Sacramento Business Journal reporter Ben Van der Meer sat down this spring with Kitchell CEM President Russ Fox for one of the publication’s executive profiles. Below is the original article.
As president of one of Sacramento’s leading public-sector construction companies, Russ Fox said he’s got a special place in his heart for construction projects at community colleges.
His own experience attending community college is the reason why. After graduating high school in Willows, Fox took classes at Shasta College in Redding. “I didn’t have a clue what I was going to do when I grew up,” he said. “Community colleges helped me out.”
During school breaks, he worked on a house remodeling project. A superintendent told him that if he got a degree in construction management, he could do anything in the field.
Fox finished his undergraduate requirements at Shasta and transferred to the highly regarded construction management program at California State University Chico. That paved the way for everything that’s happened in his career since.

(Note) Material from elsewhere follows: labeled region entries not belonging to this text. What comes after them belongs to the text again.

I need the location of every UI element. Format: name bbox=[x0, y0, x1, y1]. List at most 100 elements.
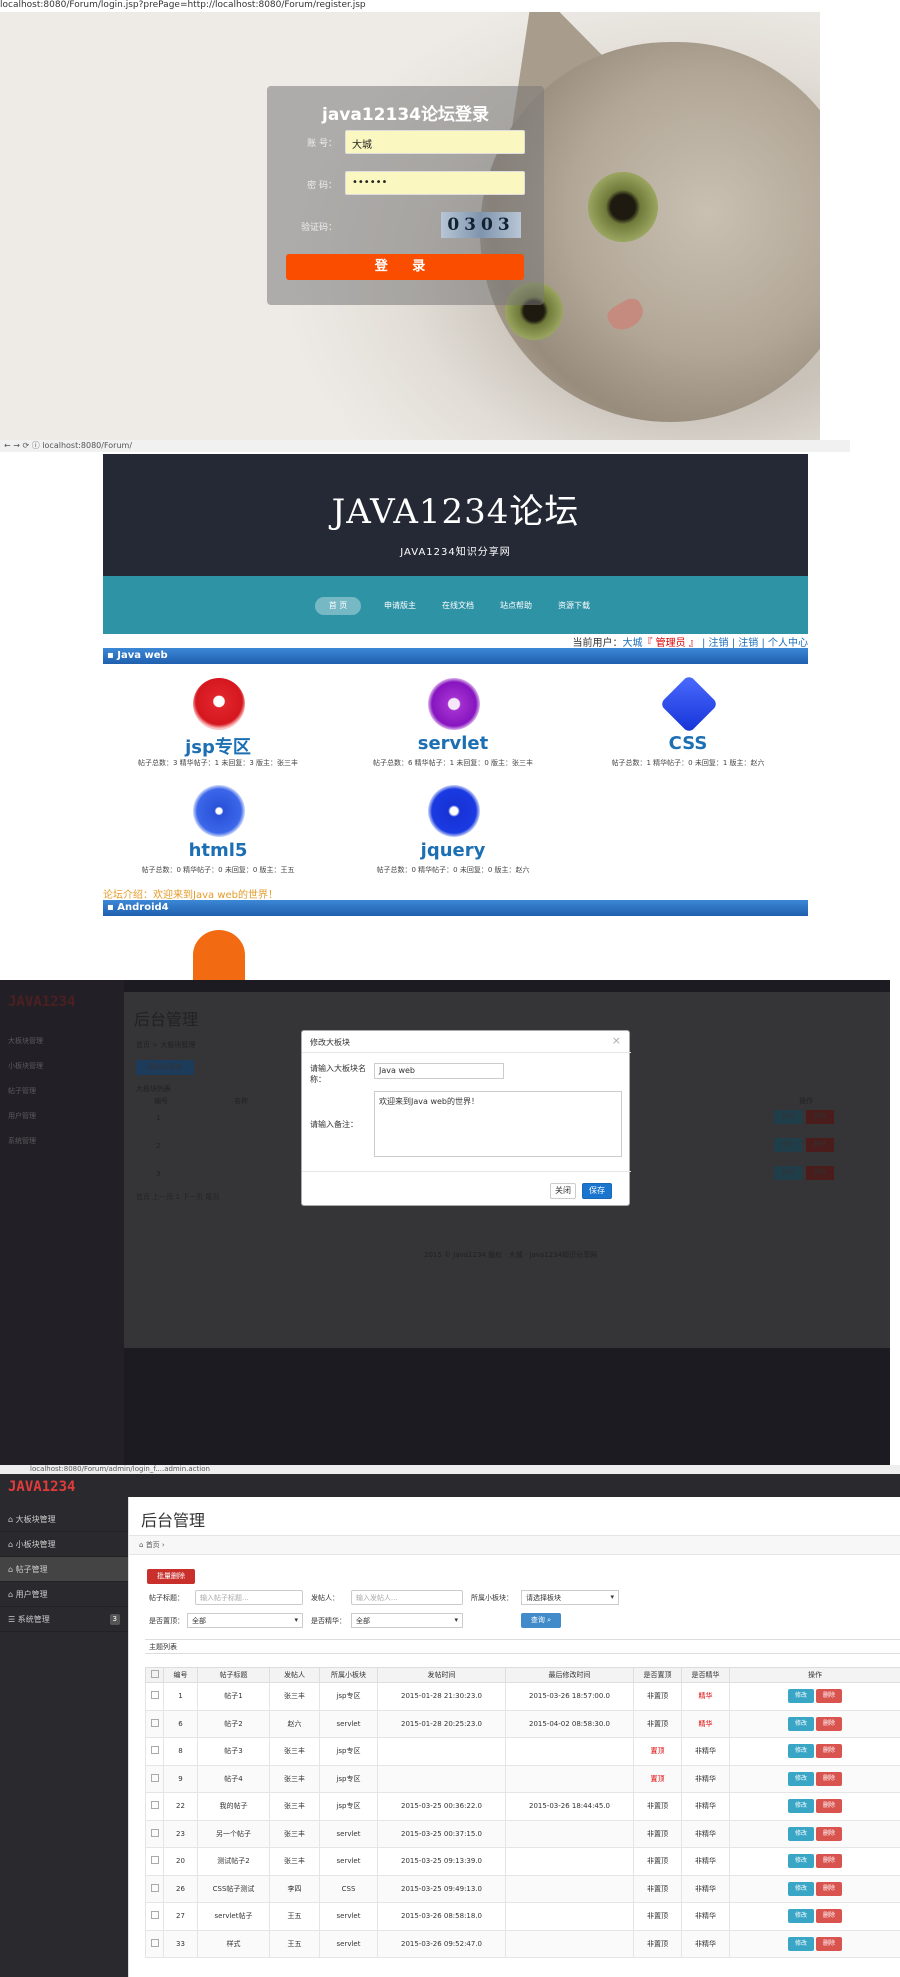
row-select[interactable] bbox=[145, 1847, 164, 1876]
bulk-delete-button[interactable]: 批量删除 bbox=[147, 1569, 195, 1584]
edit-button[interactable]: 修改 bbox=[788, 1799, 814, 1814]
delete-button[interactable]: 删除 bbox=[806, 1138, 834, 1152]
breadcrumb-home[interactable]: 首页 bbox=[146, 1541, 160, 1549]
board-card[interactable]: jsp专区 帖子总数：3 精华帖子：1 未回复：3 版主：张三丰 bbox=[103, 678, 333, 778]
top-filter-select[interactable]: 全部 ▾ bbox=[187, 1613, 303, 1628]
board-name[interactable]: servlet bbox=[338, 733, 568, 754]
row-select[interactable] bbox=[145, 1902, 164, 1931]
browser-url[interactable]: localhost:8080/Forum/admin/login_f....ad… bbox=[0, 1465, 900, 1474]
board-name[interactable]: CSS bbox=[573, 733, 803, 754]
row-select[interactable] bbox=[145, 1819, 164, 1848]
query-button[interactable]: 查询 ⌕ bbox=[521, 1613, 561, 1628]
nav-help[interactable]: 站点帮助 bbox=[491, 597, 541, 615]
delete-button[interactable]: 删除 bbox=[816, 1716, 842, 1731]
checkbox[interactable] bbox=[150, 1801, 159, 1810]
breadcrumb[interactable]: 首页 > 大板块管理 bbox=[136, 1040, 195, 1050]
sidebar-item-users[interactable]: ⌂ 用户管理 bbox=[0, 1582, 128, 1607]
edit-button[interactable]: 修改 bbox=[788, 1881, 814, 1896]
save-button[interactable]: 保存 bbox=[582, 1183, 612, 1199]
reload-icon[interactable]: ⟳ bbox=[23, 441, 30, 450]
pagination[interactable]: 首页 上一页 1 下一页 尾页 bbox=[136, 1192, 219, 1202]
checkbox[interactable] bbox=[150, 1746, 159, 1755]
edit-button[interactable]: 修改 bbox=[774, 1166, 802, 1180]
checkbox[interactable] bbox=[150, 1691, 159, 1700]
board-card[interactable]: CSS 帖子总数：1 精华帖子：0 未回复：1 版主：赵六 bbox=[573, 674, 803, 778]
delete-button[interactable]: 删除 bbox=[816, 1854, 842, 1869]
author-filter-input[interactable]: 输入发帖人... bbox=[351, 1590, 463, 1605]
checkbox[interactable] bbox=[150, 1773, 159, 1782]
board-name-input[interactable]: Java web bbox=[374, 1063, 504, 1079]
edit-button[interactable]: 修改 bbox=[788, 1826, 814, 1841]
edit-button[interactable]: 修改 bbox=[788, 1689, 814, 1704]
close-button[interactable]: 关闭 bbox=[550, 1183, 576, 1199]
section-filter-select[interactable]: 请选择板块 ▾ bbox=[521, 1590, 619, 1605]
android-board-icon[interactable] bbox=[193, 930, 245, 980]
home-icon[interactable]: ⌂ bbox=[139, 1541, 143, 1549]
delete-button[interactable]: 删除 bbox=[816, 1799, 842, 1814]
nav-apply-moderator[interactable]: 申请版主 bbox=[375, 597, 425, 615]
delete-button[interactable]: 删除 bbox=[816, 1936, 842, 1951]
back-icon[interactable]: ← bbox=[4, 441, 11, 450]
edit-button[interactable]: 修改 bbox=[774, 1138, 802, 1152]
nav-home[interactable]: 首 页 bbox=[315, 597, 361, 615]
edit-button[interactable]: 修改 bbox=[788, 1909, 814, 1924]
row-select[interactable] bbox=[145, 1764, 164, 1793]
delete-button[interactable]: 删除 bbox=[816, 1771, 842, 1786]
edit-button[interactable]: 修改 bbox=[788, 1744, 814, 1759]
row-select[interactable] bbox=[145, 1792, 164, 1821]
sidebar-item[interactable]: 用户管理 bbox=[8, 1111, 36, 1121]
edit-button[interactable]: 修改 bbox=[788, 1854, 814, 1869]
good-filter-select[interactable]: 全部 ▾ bbox=[351, 1613, 463, 1628]
delete-button[interactable]: 删除 bbox=[816, 1744, 842, 1759]
delete-button[interactable]: 删除 bbox=[816, 1689, 842, 1704]
remark-textarea[interactable]: 欢迎来到Java web的世界！ bbox=[374, 1091, 622, 1157]
login-button[interactable]: 登 录 bbox=[286, 254, 524, 280]
board-card[interactable]: html5 帖子总数：0 精华帖子：0 未回复：0 版主：王五 bbox=[103, 785, 333, 885]
edit-button[interactable]: 修改 bbox=[788, 1716, 814, 1731]
board-card[interactable]: jquery 帖子总数：0 精华帖子：0 未回复：0 版主：赵六 bbox=[338, 785, 568, 885]
title-filter-input[interactable]: 输入帖子标题... bbox=[195, 1590, 303, 1605]
row-select[interactable] bbox=[145, 1709, 164, 1738]
edit-button[interactable]: 修改 bbox=[774, 1110, 802, 1124]
row-select[interactable] bbox=[145, 1737, 164, 1766]
nav-online-docs[interactable]: 在线文档 bbox=[433, 597, 483, 615]
row-select[interactable] bbox=[145, 1682, 164, 1711]
add-board-button[interactable]: 添加大板块 bbox=[136, 1060, 194, 1075]
board-name[interactable]: jquery bbox=[338, 840, 568, 861]
checkbox[interactable] bbox=[150, 1670, 159, 1678]
delete-button[interactable]: 删除 bbox=[816, 1881, 842, 1896]
row-select[interactable] bbox=[145, 1874, 164, 1903]
sidebar-item[interactable]: 帖子管理 bbox=[8, 1086, 36, 1096]
password-input[interactable]: •••••• bbox=[345, 171, 525, 195]
url-text[interactable]: localhost:8080/Forum/ bbox=[42, 441, 132, 450]
select-all-header[interactable] bbox=[145, 1667, 164, 1683]
checkbox[interactable] bbox=[150, 1828, 159, 1837]
delete-button[interactable]: 删除 bbox=[806, 1166, 834, 1180]
checkbox[interactable] bbox=[150, 1911, 159, 1920]
board-card[interactable]: servlet 帖子总数：6 精华帖子：1 未回复：0 版主：张三丰 bbox=[338, 678, 568, 778]
captcha-image[interactable]: 0303 bbox=[441, 212, 521, 238]
checkbox[interactable] bbox=[150, 1856, 159, 1865]
delete-button[interactable]: 删除 bbox=[816, 1909, 842, 1924]
sidebar-item-system[interactable]: ☰ 系统管理 3 bbox=[0, 1607, 128, 1632]
delete-button[interactable]: 删除 bbox=[806, 1110, 834, 1124]
account-input[interactable]: 大城 bbox=[345, 130, 525, 154]
sidebar-item[interactable]: 系统管理 bbox=[8, 1136, 36, 1146]
sidebar-item-posts[interactable]: ⌂ 帖子管理 bbox=[0, 1557, 128, 1582]
delete-button[interactable]: 删除 bbox=[816, 1826, 842, 1841]
forward-icon[interactable]: → bbox=[13, 441, 20, 450]
sidebar-item[interactable]: 小板块管理 bbox=[8, 1061, 43, 1071]
nav-downloads[interactable]: 资源下载 bbox=[549, 597, 599, 615]
edit-button[interactable]: 修改 bbox=[788, 1936, 814, 1951]
sidebar-item[interactable]: 大板块管理 bbox=[8, 1036, 43, 1046]
sidebar-item-boards[interactable]: ⌂ 大板块管理 bbox=[0, 1507, 128, 1532]
checkbox[interactable] bbox=[150, 1883, 159, 1892]
checkbox[interactable] bbox=[150, 1938, 159, 1947]
sidebar-item-sub-boards[interactable]: ⌂ 小板块管理 bbox=[0, 1532, 128, 1557]
row-select[interactable] bbox=[145, 1929, 164, 1958]
board-name[interactable]: jsp专区 bbox=[103, 733, 333, 759]
close-icon[interactable]: × bbox=[612, 1034, 621, 1047]
checkbox[interactable] bbox=[150, 1718, 159, 1727]
board-name[interactable]: html5 bbox=[103, 840, 333, 861]
edit-button[interactable]: 修改 bbox=[788, 1771, 814, 1786]
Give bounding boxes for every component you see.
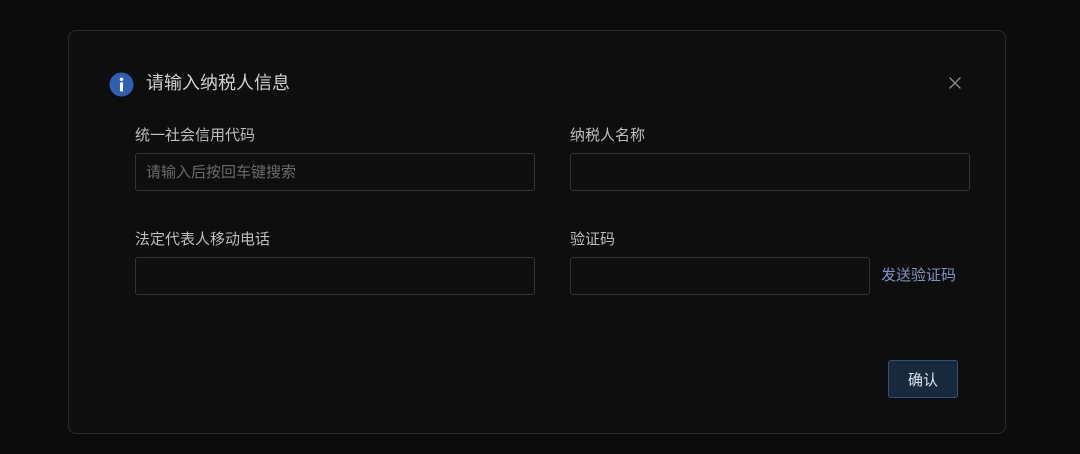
credit-code-input[interactable]: [135, 153, 535, 191]
taxpayer-name-label: 纳税人名称: [570, 126, 646, 144]
dialog-title: 请输入纳税人信息: [146, 73, 290, 94]
verify-code-input[interactable]: [570, 257, 870, 295]
taxpayer-name-input[interactable]: [570, 153, 970, 191]
legal-phone-label: 法定代表人移动电话: [135, 230, 271, 248]
confirm-button[interactable]: 确认: [888, 360, 958, 398]
credit-code-label: 统一社会信用代码: [135, 126, 256, 144]
verify-code-label: 验证码: [570, 230, 616, 248]
send-code-link[interactable]: 发送验证码: [881, 265, 956, 285]
close-icon: [949, 77, 961, 89]
info-icon: [109, 71, 134, 97]
dialog-header: 请输入纳税人信息: [109, 71, 290, 97]
taxpayer-info-dialog: 请输入纳税人信息 统一社会信用代码 纳税人名称 法定代表人移动电话 验证码 发送…: [68, 30, 1006, 434]
legal-phone-input[interactable]: [135, 257, 535, 295]
close-button[interactable]: [945, 73, 965, 93]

Fox’s first job after college was in Stockton, building offshore oil platforms that eventually would go off the coast of Southern California. Fox said the work wasn’t glorious but, after growing up poor, he was happy to have it.
A year in, however, the company wanted to transfer him to El Centro in Southern California. He was not enamored with the idea of moving to the desert. Instead, in 1986 Fox got a job with Kitchell based on the recommendation of a former colleague who’d joined the company.
Fox’s first job with Kitchell was working on state correctional prison projects when California was in the midst of a prison building boom in the 1980s. He steadily moved up the ranks, first managing projects in the field, then operations, then becoming the vice president for Kitchell CEM’s western region. Kitchell CEM is one of five separate but related companies with the Kitchell name and is based in Sacramento.
In 2008, Fox became Kitchell CEM president. During his entire time at Kitchell, he only had one, fleeting desire to look into a position with another company, he said.
“It’s an employee-owned company, and I’ve never been asked to do something that was against my core values,” he said. “And when I make a business decision, I worry about how it affects the retirement of everyone down to the receptionist.”